In the next world, you move with the momentum you built up here in this life. Our concept is that life is an arduous journey towards a destination, and that destination is composed of our work that we put into it. That is why the Gemara teaches us that the ecstasy of the Next World is experiencing it. Every Shabbos you enter a zone for being. You’re experiencing a premonition of another world when you can no longer construct.

There are two things you do in life that are endpoints in themselves. Shabbos presents a mitzvah to be. You exist in the moment. Learning Torah lishmah for the pure joy of learning is also an endpoint in itself. You’re learning to see how Hashem thinks and you revel in wisdom. You do it for the sake of doing it.

He pointed out that non-Jews are not allowed to do both of these mitzvos. Eisav was meant to master this world and make it a beautiful place. Yaakov was meant to take that beauty and connect it to the spiritual world. Non-Jews work to build this world. The whole week prepares for Shabbos. It’s the time to come face to face with who you would be in the Next World. Each Shabbos, you need to be better than the week before.
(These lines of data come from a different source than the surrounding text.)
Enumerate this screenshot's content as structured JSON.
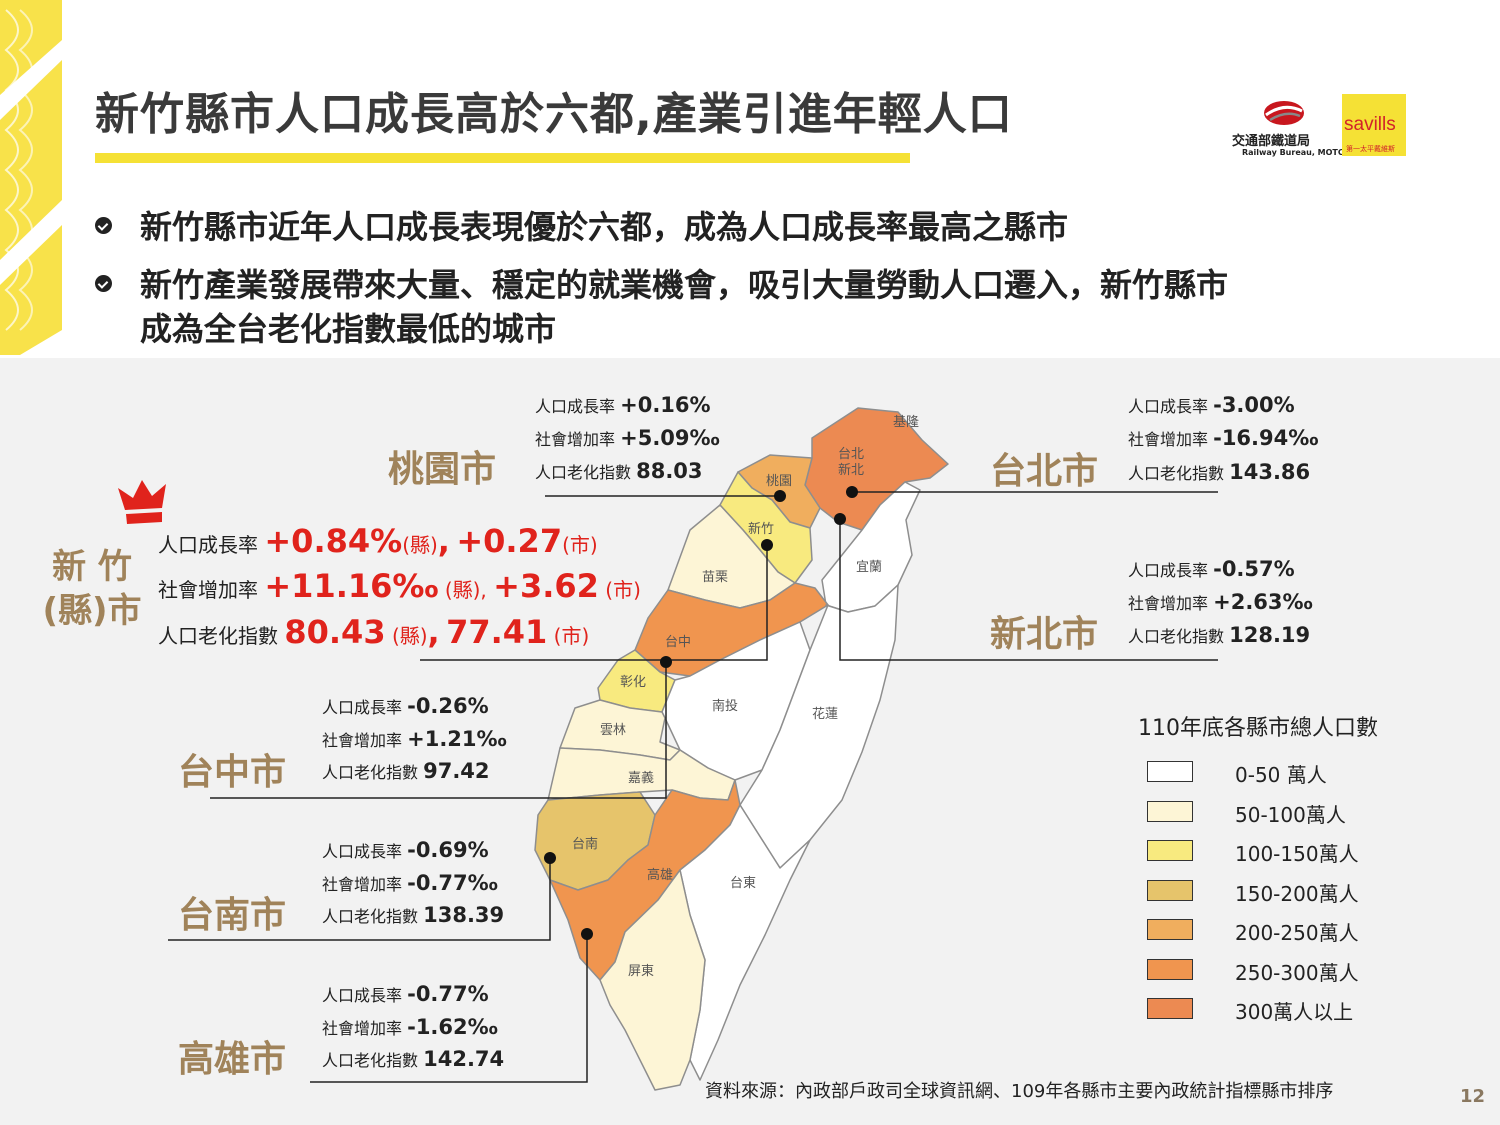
{
  "title": "新竹縣市人口成長高於六都,產業引進年輕人口",
  "logos": {
    "railway_name": "交通部鐵道局",
    "railway_sub": "Railway Bureau, MOTC",
    "savills_name": "savills",
    "savills_tag": "第一太平戴維斯"
  },
  "bullets": [
    {
      "lines": [
        "新竹縣市近年人口成長表現優於六都，成為人口成長率最高之縣市"
      ]
    },
    {
      "lines": [
        "新竹產業發展帶來大量、穩定的就業機會，吸引大量勞動人口遷入，新竹縣市",
        "成為全台老化指數最低的城市"
      ]
    }
  ],
  "stat_labels": {
    "growth": "人口成長率",
    "social": "社會增加率",
    "aging": "人口老化指數"
  },
  "cities": {
    "taoyuan": {
      "name": "桃園市",
      "growth": "+0.16%",
      "social": "+5.09‰",
      "aging": "88.03"
    },
    "taipei": {
      "name": "台北市",
      "growth": "-3.00%",
      "social": "-16.94‰",
      "aging": "143.86"
    },
    "newtaipei": {
      "name": "新北市",
      "growth": "-0.57%",
      "social": "+2.63‰",
      "aging": "128.19"
    },
    "taichung": {
      "name": "台中市",
      "growth": "-0.26%",
      "social": "+1.21‰",
      "aging": "97.42"
    },
    "tainan": {
      "name": "台南市",
      "growth": "-0.69%",
      "social": "-0.77‰",
      "aging": "138.39"
    },
    "kaohsiung": {
      "name": "高雄市",
      "growth": "-0.77%",
      "social": "-1.62‰",
      "aging": "142.74"
    }
  },
  "hsinchu": {
    "name_line1": "新 竹",
    "name_line2": "(縣)市",
    "growth_county": "+0.84%",
    "county_tag": "(縣)",
    "growth_sep": ",",
    "growth_city": "+0.27",
    "city_tag": "(市)",
    "social_county": "+11.16‰",
    "social_county_tag": "(縣),",
    "social_city": "+3.62",
    "social_city_tag": "(市)",
    "aging_county": "80.43",
    "aging_county_tag": "(縣)",
    "aging_sep": ",",
    "aging_city": "77.41",
    "aging_city_tag": "(市)"
  },
  "map_labels": {
    "keelung": "基隆",
    "taipei_newtaipei_1": "台北",
    "taipei_newtaipei_2": "新北",
    "taoyuan": "桃園",
    "hsinchu": "新竹",
    "miaoli": "苗栗",
    "yilan": "宜蘭",
    "taichung": "台中",
    "changhua": "彰化",
    "nantou": "南投",
    "hualien": "花蓮",
    "yunlin": "雲林",
    "chiayi": "嘉義",
    "tainan": "台南",
    "kaohsiung": "高雄",
    "taitung": "台東",
    "pingtung": "屏東"
  },
  "legend": {
    "title": "110年底各縣市總人口數",
    "items": [
      {
        "label": "0-50 萬人",
        "color": "#ffffff"
      },
      {
        "label": "50-100萬人",
        "color": "#fdf5d6"
      },
      {
        "label": "100-150萬人",
        "color": "#f8ea7f"
      },
      {
        "label": "150-200萬人",
        "color": "#e6c46b"
      },
      {
        "label": "200-250萬人",
        "color": "#f0ae5e"
      },
      {
        "label": "250-300萬人",
        "color": "#f0954f"
      },
      {
        "label": "300萬人以上",
        "color": "#ec8a52"
      }
    ]
  },
  "colors": {
    "accent_yellow": "#f5e135",
    "city_name": "#a0835a",
    "highlight_red": "#e0231c",
    "border": "#8e8e8e"
  },
  "source": "資料來源：內政部戶政司全球資訊網、109年各縣市主要內政統計指標縣市排序",
  "page_number": "12"
}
On Yom Tov, the main focus is joy. We are supposed to serve Hashem with simchah. Chasidus teaches that the work is in the joy. So, how do you achieve happiness in a sad world? It’s an obligation in Adar to increase joy, and in Av to diminish it. So, we see that we always need to feel joy.

The Chazon Ish taught that for the one who knows what life is all about, there is no sadness. Rabbi Tatz explained that we enjoy work that yields progress. Pain is tolerated because we enjoy anticipation of the destination. If we have emunah, we know that every difficulty is being exported to eternity. When we reach the destination, we enjoy the pleasure of how hard the journey was. “You can’t be depressed when you are productive.”

The cycle of the year includes the joy of festivals, and each one is a step in our journey. The Hebrew word for festivals is r’galim, which means moving. They move.

This shiur can be viewed on TorahAnytime.com.